We were first in line on the rope, but the current was too strong, so too much air had been used and people were having too much difficulty just holding on, so we skipped the 50 foot safety stop, and went to 15 feet, and waited in the garden of bubbles. Back on board, Atilla, the anti-hero, was beginning to warm up more. He complimented my equipment, which I took as complete insincerity, a surrogate for an apology for his being rude earlier. He hung off the stern chain smoking before handing me a package of peanut-butter and cheese crackers. A fair amount of time was spent discussing how other instructors misbehaved, either by lobstering while teaching, or misleading their students in conventionalities, such as the arrangement of my octopus. I wasn’t surprised; in a predominantly male hobby, competition is the lingua franca, and if you can’t be best, you undercut the rest.
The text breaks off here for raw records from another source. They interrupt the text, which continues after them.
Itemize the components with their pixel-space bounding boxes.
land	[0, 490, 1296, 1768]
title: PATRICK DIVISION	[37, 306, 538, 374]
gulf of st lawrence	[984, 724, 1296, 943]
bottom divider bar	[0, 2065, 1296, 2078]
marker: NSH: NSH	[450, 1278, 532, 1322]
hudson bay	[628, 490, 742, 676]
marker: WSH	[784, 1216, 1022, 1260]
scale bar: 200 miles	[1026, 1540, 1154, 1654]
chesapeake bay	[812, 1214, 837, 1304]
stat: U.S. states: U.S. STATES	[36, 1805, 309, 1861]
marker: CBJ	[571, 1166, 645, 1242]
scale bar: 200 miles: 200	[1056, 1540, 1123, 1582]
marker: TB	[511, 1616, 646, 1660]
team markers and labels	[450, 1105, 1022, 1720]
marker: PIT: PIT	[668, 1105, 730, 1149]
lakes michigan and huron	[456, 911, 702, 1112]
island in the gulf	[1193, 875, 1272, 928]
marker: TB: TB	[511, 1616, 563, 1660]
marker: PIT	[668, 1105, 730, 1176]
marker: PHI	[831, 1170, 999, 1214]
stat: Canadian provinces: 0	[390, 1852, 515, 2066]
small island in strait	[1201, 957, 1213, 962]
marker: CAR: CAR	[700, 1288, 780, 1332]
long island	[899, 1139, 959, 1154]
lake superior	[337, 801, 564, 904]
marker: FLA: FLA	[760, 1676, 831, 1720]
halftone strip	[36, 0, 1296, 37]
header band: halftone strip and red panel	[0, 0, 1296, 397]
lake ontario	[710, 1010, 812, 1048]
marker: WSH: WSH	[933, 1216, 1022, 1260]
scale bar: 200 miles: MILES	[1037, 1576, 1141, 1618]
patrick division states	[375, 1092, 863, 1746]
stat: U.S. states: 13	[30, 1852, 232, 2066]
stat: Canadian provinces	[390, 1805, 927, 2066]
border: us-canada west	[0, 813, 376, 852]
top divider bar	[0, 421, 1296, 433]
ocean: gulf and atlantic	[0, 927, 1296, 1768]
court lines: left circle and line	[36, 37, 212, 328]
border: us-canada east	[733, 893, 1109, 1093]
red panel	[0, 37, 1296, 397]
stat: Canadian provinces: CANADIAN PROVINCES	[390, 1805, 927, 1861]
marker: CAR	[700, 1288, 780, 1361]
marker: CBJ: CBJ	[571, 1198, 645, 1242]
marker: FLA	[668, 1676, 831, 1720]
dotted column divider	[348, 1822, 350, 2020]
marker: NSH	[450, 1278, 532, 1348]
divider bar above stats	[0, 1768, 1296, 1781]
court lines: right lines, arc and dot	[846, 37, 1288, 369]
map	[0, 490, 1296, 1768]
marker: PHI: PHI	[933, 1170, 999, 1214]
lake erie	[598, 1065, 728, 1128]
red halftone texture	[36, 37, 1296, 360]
The captain decided the current was too strong for a second dive, and a storm was rolling in, so we headed south and stopped at Sunkist reef. Compared to the Lady Luck, the reef was tranquil, almost boring. We came upon a green turtle tip-toed on the sand, which it lifted up and away. Atilla considered this lucky sign. I saw two lionfish, gathered under a ledge. As I put my camera into the hollow, they both opened their fins, exposing the venomous spines, but I realized that getting a spear near them would be no issue.
We conducted two navigational exercises. Reading the compass from the side, while holding it with both hands, arms extended at eye level, and staying on a zero, or north reading, then returning on a 180-degree, or south reading, and moving in a square, rotating at 90-degrees. While deep diving is more adrenaline-inducing and pushing the limits of no-decompression diving, or even decompression diving, navigation is the intellectual pursuit on the ocean. It’s aquatic-applied math. The compass is a tool that can be used for triangulating your position on the water's surface, where no marker can be placed, direct you where nothing can be seen or calculating trajectory. Still, I didn’t see any divers using their compass.